Well, not really. I will never do that.

But Mary, Jake, and I had a blast pebble-wrestling on the warmish weekend of September 11th, and lest you think we forewent crack climbing altogether, we managed to find some exceptional solitary suffering on problems like Deliverance, a heinous roof finger-crack, and Cedar's Crack, an overhanging offwidth crack that offers quality harumph-ing for forty feet, then spits you off with a burly top-out. I snagged Cedar's Crack on my second go. Deliverance, however, is going to take multiple visits and a tolerance of pain that I have yet to obtain.

Contemplating the top-out (which you can't see) above me.



After a day of Valley activities (including negotiating swarms of late-summer tourists), we went back to Bass Lake and putzed around on the Lewis Creek boulders (equivalent of SB's Painted Cave in terms of convenience and concentration), then enjoyed the bro-tastic scene that is Bass Lake swimming. The Willow Creek waterslide was in good form:

Wednesday, September 8, 2010

From Bratislava to Santa Barbara



I give you Geza Kummer, the man whose initials are imprinted on most of my hammers, swages, and sundry blacksmithing tools. After expatriating from his native Bratislava, this wry, scrappy, and chain-smoking Eastern European built one of the most successful blacksmithing and ornamental iron businesses in Santa Barbara, circa 1980's and 1990's. If you have seen classically honed metalwork around town, it's probably his. When he went out of business about five years ago, Dan and I bought most of his tools for a pittance, partly because Geza wanted to retire and move on, but I like to think this old-world badass actually liked Dan and I.

Well, he just might have.

While I was forging components for the Morley Wine rack (piece in progress; more photos to follow), Geza strutted in to our shop, aglow with goodwill—as his weathered features would allow. One thing you should know about Geza: he hates Communists. Most people my age barely retain a distant ire for Communism. We of the late-twenties mostly remember Communists as the bumbly, nasally-voiced bad guys from Rambo movies, or, at worst, an anachronistic regime of boring, gray buildings and propaganda posters. Russia, as an axis of evil, no longer presides over our worst fears as a nation. When Geza lived in Bratislava, however, Communism was omnipresent and hardly benign. I won't relate his stories, but he still drops vengeful comments about "the Russians" in normal conversation. For all the Russians reading this, I apologize; being Russian does not a Communist make.

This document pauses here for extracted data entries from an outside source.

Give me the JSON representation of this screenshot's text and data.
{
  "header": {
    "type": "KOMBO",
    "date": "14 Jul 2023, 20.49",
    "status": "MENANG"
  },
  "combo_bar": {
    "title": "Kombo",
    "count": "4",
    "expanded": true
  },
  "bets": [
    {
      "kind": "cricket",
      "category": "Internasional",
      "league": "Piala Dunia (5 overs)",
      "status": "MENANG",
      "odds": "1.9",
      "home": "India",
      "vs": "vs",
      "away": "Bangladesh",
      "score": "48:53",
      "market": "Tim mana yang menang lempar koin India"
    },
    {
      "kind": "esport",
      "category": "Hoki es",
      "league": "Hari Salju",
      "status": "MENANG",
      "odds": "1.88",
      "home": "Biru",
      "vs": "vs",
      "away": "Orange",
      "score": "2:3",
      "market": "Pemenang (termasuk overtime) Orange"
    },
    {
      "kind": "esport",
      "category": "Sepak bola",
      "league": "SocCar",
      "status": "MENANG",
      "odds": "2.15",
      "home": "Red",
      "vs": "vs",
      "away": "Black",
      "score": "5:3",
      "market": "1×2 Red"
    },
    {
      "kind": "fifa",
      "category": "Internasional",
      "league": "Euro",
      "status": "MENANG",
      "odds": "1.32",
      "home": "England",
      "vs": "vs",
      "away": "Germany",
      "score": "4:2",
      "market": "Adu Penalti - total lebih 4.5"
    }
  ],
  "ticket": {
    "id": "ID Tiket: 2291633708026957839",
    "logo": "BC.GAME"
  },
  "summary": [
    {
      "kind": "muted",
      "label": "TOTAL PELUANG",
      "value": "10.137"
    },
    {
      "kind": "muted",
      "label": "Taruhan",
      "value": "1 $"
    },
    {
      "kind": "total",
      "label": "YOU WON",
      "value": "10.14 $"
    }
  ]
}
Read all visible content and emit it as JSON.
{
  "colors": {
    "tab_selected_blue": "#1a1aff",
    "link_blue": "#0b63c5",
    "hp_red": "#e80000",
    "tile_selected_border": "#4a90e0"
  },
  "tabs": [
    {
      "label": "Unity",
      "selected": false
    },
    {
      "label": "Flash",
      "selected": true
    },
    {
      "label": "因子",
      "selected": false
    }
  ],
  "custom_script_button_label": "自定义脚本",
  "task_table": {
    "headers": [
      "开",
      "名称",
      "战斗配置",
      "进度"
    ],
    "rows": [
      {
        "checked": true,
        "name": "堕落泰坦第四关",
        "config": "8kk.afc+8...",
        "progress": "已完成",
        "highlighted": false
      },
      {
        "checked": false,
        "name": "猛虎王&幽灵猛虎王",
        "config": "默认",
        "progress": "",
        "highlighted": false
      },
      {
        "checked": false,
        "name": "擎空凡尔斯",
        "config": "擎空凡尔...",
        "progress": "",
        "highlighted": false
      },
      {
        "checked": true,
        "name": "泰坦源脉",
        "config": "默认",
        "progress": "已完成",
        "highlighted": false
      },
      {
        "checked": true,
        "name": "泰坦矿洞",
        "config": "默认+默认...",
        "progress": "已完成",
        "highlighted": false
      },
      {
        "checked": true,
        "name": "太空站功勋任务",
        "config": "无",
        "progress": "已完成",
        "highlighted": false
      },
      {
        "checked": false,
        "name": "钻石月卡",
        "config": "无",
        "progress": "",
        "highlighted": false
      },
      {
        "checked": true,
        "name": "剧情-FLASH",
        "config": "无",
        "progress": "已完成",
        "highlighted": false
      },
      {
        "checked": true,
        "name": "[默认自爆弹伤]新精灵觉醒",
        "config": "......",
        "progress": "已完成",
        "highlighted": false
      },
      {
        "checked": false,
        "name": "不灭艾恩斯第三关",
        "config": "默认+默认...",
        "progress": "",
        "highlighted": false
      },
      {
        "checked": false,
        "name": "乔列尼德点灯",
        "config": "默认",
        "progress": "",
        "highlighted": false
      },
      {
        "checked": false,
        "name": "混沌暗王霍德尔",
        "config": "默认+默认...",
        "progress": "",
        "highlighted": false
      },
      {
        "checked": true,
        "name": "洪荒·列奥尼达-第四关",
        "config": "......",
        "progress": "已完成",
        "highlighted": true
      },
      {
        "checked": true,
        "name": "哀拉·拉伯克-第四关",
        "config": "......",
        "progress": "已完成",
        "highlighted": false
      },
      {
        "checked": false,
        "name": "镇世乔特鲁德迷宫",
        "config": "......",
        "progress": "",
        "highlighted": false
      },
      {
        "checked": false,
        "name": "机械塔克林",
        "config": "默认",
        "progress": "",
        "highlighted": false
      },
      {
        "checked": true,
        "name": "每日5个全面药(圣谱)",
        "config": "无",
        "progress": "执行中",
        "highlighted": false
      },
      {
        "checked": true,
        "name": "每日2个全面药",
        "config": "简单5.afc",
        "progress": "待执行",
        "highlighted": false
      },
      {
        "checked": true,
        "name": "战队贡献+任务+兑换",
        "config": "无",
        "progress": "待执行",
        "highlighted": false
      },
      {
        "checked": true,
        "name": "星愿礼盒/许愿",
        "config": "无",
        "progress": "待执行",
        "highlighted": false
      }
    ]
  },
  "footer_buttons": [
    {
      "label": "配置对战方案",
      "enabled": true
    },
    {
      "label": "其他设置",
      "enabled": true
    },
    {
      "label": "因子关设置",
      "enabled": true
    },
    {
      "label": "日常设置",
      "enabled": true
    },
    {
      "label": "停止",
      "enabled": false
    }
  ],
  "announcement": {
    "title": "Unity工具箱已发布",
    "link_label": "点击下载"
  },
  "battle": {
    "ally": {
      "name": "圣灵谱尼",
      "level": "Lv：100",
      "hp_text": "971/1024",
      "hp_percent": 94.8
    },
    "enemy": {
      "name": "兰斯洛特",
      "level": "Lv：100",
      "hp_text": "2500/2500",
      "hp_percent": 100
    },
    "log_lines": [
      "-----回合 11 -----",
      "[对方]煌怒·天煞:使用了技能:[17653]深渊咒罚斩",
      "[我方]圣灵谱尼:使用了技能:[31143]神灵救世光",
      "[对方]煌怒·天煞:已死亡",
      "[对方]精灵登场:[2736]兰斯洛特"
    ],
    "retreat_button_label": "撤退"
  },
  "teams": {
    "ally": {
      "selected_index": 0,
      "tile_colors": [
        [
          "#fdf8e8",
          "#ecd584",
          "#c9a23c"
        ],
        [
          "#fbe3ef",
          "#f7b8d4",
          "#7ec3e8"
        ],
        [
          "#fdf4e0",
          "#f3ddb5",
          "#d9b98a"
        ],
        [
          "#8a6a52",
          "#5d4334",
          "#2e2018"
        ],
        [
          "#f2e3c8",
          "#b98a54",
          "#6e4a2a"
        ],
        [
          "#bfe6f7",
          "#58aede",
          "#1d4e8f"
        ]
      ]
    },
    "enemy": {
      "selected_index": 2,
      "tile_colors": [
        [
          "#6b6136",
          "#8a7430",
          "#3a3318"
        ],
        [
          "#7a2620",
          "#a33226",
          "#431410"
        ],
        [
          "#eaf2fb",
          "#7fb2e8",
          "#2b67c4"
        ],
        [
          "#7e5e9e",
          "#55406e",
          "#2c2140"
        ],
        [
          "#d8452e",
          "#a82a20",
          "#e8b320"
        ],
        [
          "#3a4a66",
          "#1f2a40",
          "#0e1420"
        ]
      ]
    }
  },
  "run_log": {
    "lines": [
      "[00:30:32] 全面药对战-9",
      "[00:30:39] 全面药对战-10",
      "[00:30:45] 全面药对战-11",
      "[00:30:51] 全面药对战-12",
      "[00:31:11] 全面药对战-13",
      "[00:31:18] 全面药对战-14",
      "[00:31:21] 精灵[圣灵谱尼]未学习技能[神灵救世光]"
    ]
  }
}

Anyway, this guy may look small, but he could probably break my anvil in half, and then put a cig out on his tongue.

Wednesday, September 1, 2010

The September Sessions

My garage wall hurts my fingers right.

I credit any semblance of climbing fitness I currently possess to this diminutive clapboard with holds.



Meat, Grandiose.

I don't mean to belittle your barbecue set-up, but correct me if I'm wrong about the following:

Last August, during the height of cook-out season, you couldn't help but notice your bro-neighbor's Weber grill, and the obscenely huge slab of Tri-tip wallowing in redolent death. Skewered onions and peppers, adjacent to the meat on a separate bi-fold rack for purposes of temperature control, adorned the tri-tip as a savory obituary. And bro, with barbed-wire bicep tatoos, acted as pallbearer.

How decadent, how delicious, you thought.

I'll buy my own grill, you thought.

Later that night, crosslegged on your couch and tongue salivating with anticipation, you perused Craigslist with a vengeance. A week later, you fired up your little $25 hibachi and seared some carne. That grill is still sitting on your porch, perched like a defunct android from Star Wars, squat, rusting, and splattered with grease. It's a good grill. Really.

But this one is better.



Dan and I designed and built a barbecue grill that evokes the aesthetic of 1800's mining equipment. And, keeping with anachronism, we coated the whole thing with bacon fat to both season and protect the metal. No joke. I walked next door to the Paradise Cafe and asked the cook (he was a bit perplexed) if he had copious amounts of bacon fat. He did.